Al cerrar la puerta cuando se iba comprendí que solo tenía un camino: Dios. Había confiado en el río, en mis fuerzas y en el clima, pero había olvidado al único ser que me podía sacar del problema. Mi esposa que estaba a mi lado me susurró al oído para que los niños no se dieran cuenta: —Más vale que doblemos nuestras rodillas, quizás Dios tenga misericordia de nosotros porque hemos sido necios—. Una lagrima bajo por mi mejilla, caminamos juntos hacia el cuarto y nos pusimos a orar. Aproveche para pedir perdón por mi necedad y mis errores, por olvidar por completo Su Consejo. Aquel día lo terminamos clamando y tarde fuimos a la cama, confiando en que el próximo día sería diferente. Antes de cerrar mis ojos le dije a mi esposa: —Perdona por no pensar en ti o en los niños cuando decidí seguir con esta idea estúpida—. No te preocupes, cierra tus ojos y duerme, mañana será un día largo—.
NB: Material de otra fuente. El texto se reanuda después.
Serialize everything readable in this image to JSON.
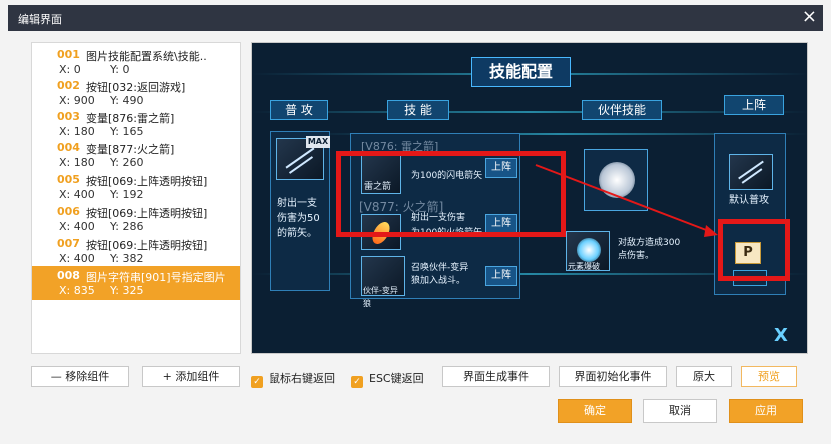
{
  "window": {
    "title": "编辑界面",
    "close_icon": "×"
  },
  "components": [
    {
      "num": "001",
      "name": "图片技能配置系统\\技能..",
      "x": "X: 0",
      "y": "Y: 0"
    },
    {
      "num": "002",
      "name": "按钮[032:返回游戏]",
      "x": "X: 900",
      "y": "Y: 490"
    },
    {
      "num": "003",
      "name": "变量[876:雷之箭]",
      "x": "X: 180",
      "y": "Y: 165"
    },
    {
      "num": "004",
      "name": "变量[877:火之箭]",
      "x": "X: 180",
      "y": "Y: 260"
    },
    {
      "num": "005",
      "name": "按钮[069:上阵透明按钮]",
      "x": "X: 400",
      "y": "Y: 192"
    },
    {
      "num": "006",
      "name": "按钮[069:上阵透明按钮]",
      "x": "X: 400",
      "y": "Y: 286"
    },
    {
      "num": "007",
      "name": "按钮[069:上阵透明按钮]",
      "x": "X: 400",
      "y": "Y: 382"
    },
    {
      "num": "008",
      "name": "图片字符串[901]号指定图片",
      "x": "X: 835",
      "y": "Y: 325"
    }
  ],
  "preview": {
    "title": "技能配置",
    "headers": {
      "basic": "普 攻",
      "skills": "技 能",
      "partner": "伙伴技能",
      "deploy": "上阵"
    },
    "max_badge": "MAX",
    "basic_desc": "射出一支伤害为50的箭矢。",
    "skill1": {
      "faded": "[V876: 雷之箭]",
      "icon_label": "雷之箭",
      "desc": "为100的闪电箭矢",
      "btn": "上阵"
    },
    "skill2": {
      "faded": "[V877: 火之箭]",
      "desc_top": "射出一支伤害",
      "desc": "为100的火焰箭矢",
      "btn": "上阵"
    },
    "skill3": {
      "icon_label": "伙伴-变异狼",
      "desc": "召唤伙伴-变异狼加入战斗。",
      "btn": "上阵"
    },
    "partner": {
      "icon_label": "元素爆破",
      "desc": "对敌方造成300点伤害。"
    },
    "deploy": {
      "default_label": "默认普攻",
      "p_icon": "P"
    },
    "logo": "X"
  },
  "buttons": {
    "remove": "— 移除组件",
    "add": "+ 添加组件",
    "right_click_back": "鼠标右键返回",
    "esc_back": "ESC键返回",
    "gen_event": "界面生成事件",
    "init_event": "界面初始化事件",
    "enlarge": "原大",
    "preview": "预览",
    "ok": "确定",
    "cancel": "取消",
    "apply": "应用"
  },
  "colors": {
    "accent": "#f2a227",
    "titlebar": "#2f3542",
    "highlight_box": "#e41818",
    "preview_bg": "#0b1f33"
  }
}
Al amanecer me levante rápido de la cama y fue hacia el lado de la casa que daba con el río. Estaba igual y en el cielo no había una sola nube. Sería otro día más de sequía en Villa Real. Angustiado entre nuevamente a la casa, donde mi esposa me esperaba para orar. Ella se dio a la tarea de que orásemos cuantas veces pudiéramos en aquellos días que nos quedaban para cumplir con el plazo que nos dieron. Así pasaron los días y todo lucía igual.

Dos días antes de cumplirse el plazo, me levante muy temprano y me dirigí al río. Entré caminando entre las rocas, los desechos y la tierra seca, luego levanté mis manos al cielo y caí de rodillas en medio de la nada. Clame intensamente y gemí con toda mi alma: —Señor, haz lo imposible hoy para que no perdamos nuestra casa, ¿qué culpa tiene mi mujer o mis hijos de mi necedad? ¿Qué culpa tienen ellos de mi falta de cordura?—. Después de muchos minutos con las manos alzadas las baje a tierra para humillarme delante de la presencia de Dios, cuando golpee mi mano derecha con una roca de bordes cortantes. En medio del dolor que me provocó, levante rápido la mano me la sobé como pude y agarré la roca para tirarla lejos y así seguir orando. Cuando había alzado la roca para lanzarla, un pequeño brillo salió de ella. ¿Que es esto pensé? Luego con mi camisa la limpie para ver de que se trataba y mayúscula fue mi sorpresa, tenía en mi mano la pepita d oro más grande y pesada que había visto en mi vida. Quedé mudo por algunos segundos, luego caí sobre la arena seca y me puse a llorar.

Aquel verano al final terminó con una lluvia intensa y el nivel del río volvía a ser el mismo. Al caer las primeras gotas de lluvia salimos mi esposa y los niños a la orilla del río que daba a nuestra casa y nos arrodillamos para dar gracias a Dios. Las deudas fueron saldadas, recupere el trabajo que sabía hacer y vendí la barca que sirvió para acordarme que no debo dar un paso sin consultarle a mi Señor.